After being present in the Supreme Court room in November last year when oral arguments were heard for Brown v. EMA, Mercurio was optimistic about the legal future of videogames. The decision announced yesterday that struck down California’s proposed legislation to make it illegal to sell “deviant” games to minors has proven that her optimism was deserved. The fight is far from over, as the opinions of Justices Alito and Thomas proved, but Mercurio is confident that the videogame industry, and any industry whose First Amendment rights are threatened, can beat back any opposition armed with the decision of Brown v. EMA.

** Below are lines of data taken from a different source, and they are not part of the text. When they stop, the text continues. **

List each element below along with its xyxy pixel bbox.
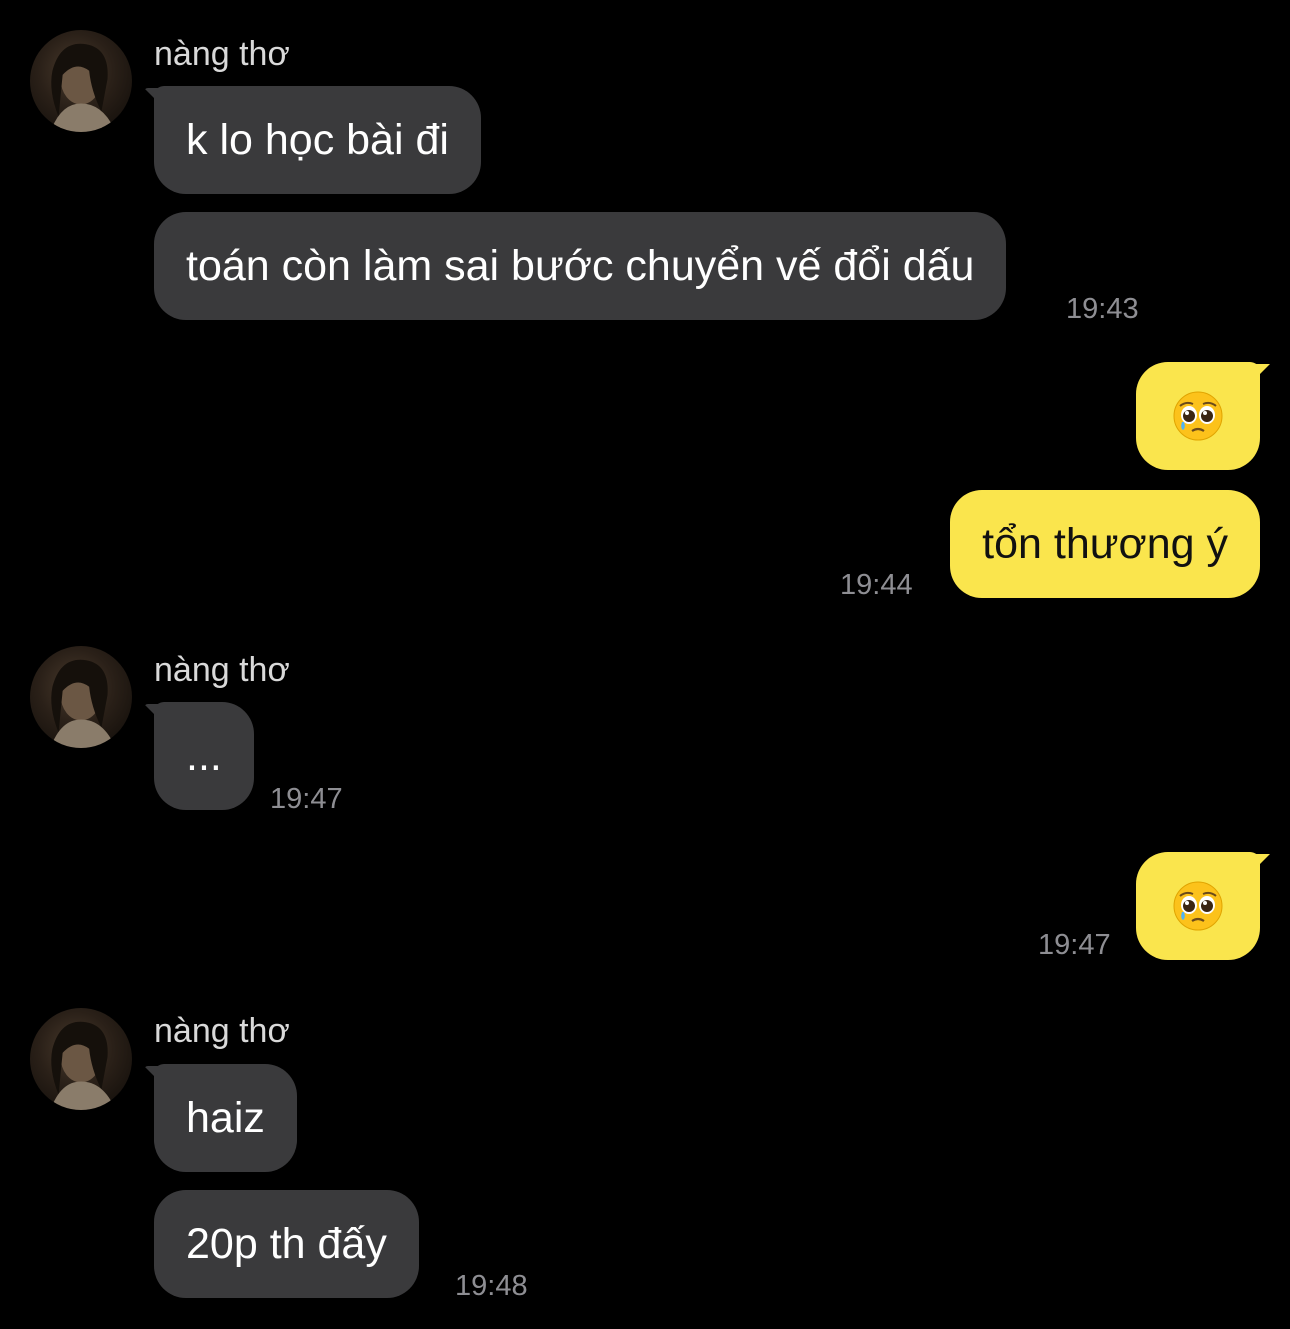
message-bubble[interactable] [1136, 852, 1260, 960]
avatar-photo [50, 1021, 116, 1110]
message-bubble[interactable]: haiz [154, 1064, 297, 1172]
pleading-face-icon [1173, 391, 1223, 441]
avatar-photo [50, 659, 116, 748]
message-bubble[interactable] [1136, 362, 1260, 470]
message-bubble[interactable]: k lo học bài đi [154, 86, 481, 194]
avatar[interactable] [30, 646, 132, 748]
message-timestamp: 19:47 [270, 783, 343, 815]
sender-name: nàng thơ [154, 35, 290, 73]
sender-name: nàng thơ [154, 1012, 290, 1050]
avatar[interactable] [30, 1008, 132, 1110]
message-timestamp: 19:44 [840, 569, 913, 601]
message-bubble[interactable]: tổn thương ý [950, 490, 1260, 598]
message-timestamp: 19:47 [1038, 929, 1111, 961]
message-text: k lo học bài đi [186, 116, 449, 164]
message-bubble[interactable]: ... [154, 702, 254, 810]
message-text: tổn thương ý [982, 520, 1228, 568]
message-timestamp: 19:43 [1066, 293, 1139, 325]
message-text: toán còn làm sai bước chuyển vế đổi dấu [186, 242, 975, 290]
avatar[interactable] [30, 30, 132, 132]
message-bubble[interactable]: toán còn làm sai bước chuyển vế đổi dấu [154, 212, 1007, 320]
message-text: ... [186, 732, 222, 780]
pleading-face-icon [1173, 881, 1223, 931]
message-timestamp: 19:48 [455, 1270, 528, 1302]
sender-name: nàng thơ [154, 651, 290, 689]
message-text: 20p th đấy [186, 1220, 387, 1268]
message-bubble[interactable]: 20p th đấy [154, 1190, 419, 1298]
message-text: haiz [186, 1094, 265, 1142]
avatar-photo [50, 43, 116, 132]
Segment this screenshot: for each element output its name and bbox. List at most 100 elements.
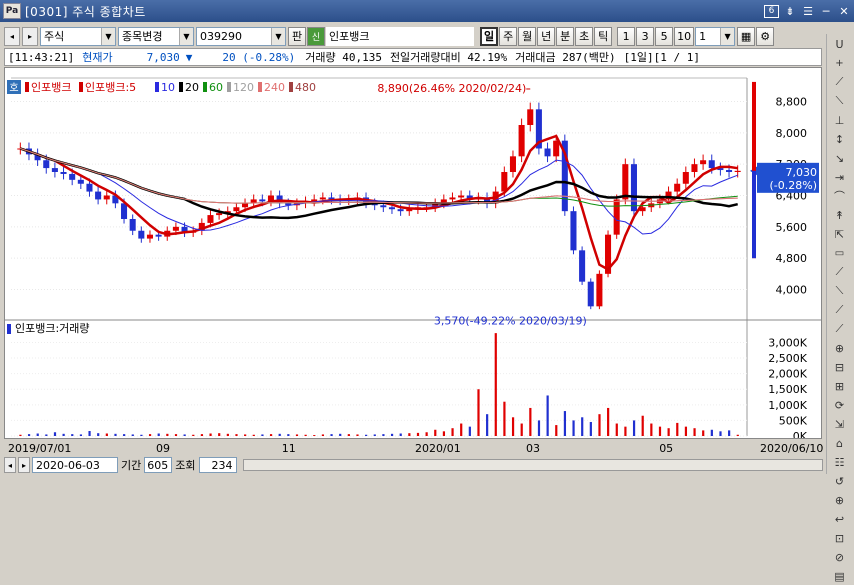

“Brown v EMA is monumental, not only for the video game world, but to First Amendment jurisprudence,” Mercurio told me via email. “The decision will guide discussions of future bills, which we are sure to see in the coming months and years. While there is much to be gratified of in Brown v EMA, the conversation is far from over, and we at the ECA look forward to fighting similar misguided legislative efforts to criminalize video games and other First Amendment protected content.”
Mercurio once told me that she thought Chief Justice Roberts wanted his tenure to be known for further establishing the bounds of the First Amendment. What was the significance, then, of Roberts signing on to the opinion written by Alito that might leave the door open to future attempts by state legislatures to regulate game sales?
“By the Chief Justice signing onto Justice Alito’s concurrence, he agrees that the CA law fails, but he and Justice Alito want to highlight the impropriety of the actual law in question, not all possible violent video game laws,” she said. “They leave open the possibility that a violent video game law drafted in another way could be held constitutional. I’m sure legislators across the country will introduce legislation worded differently in an attempt to pass constitutional muster.”
If they do, the laws will likely be struck down, just like the one proposed by California Representative Leland Yee was on Monday.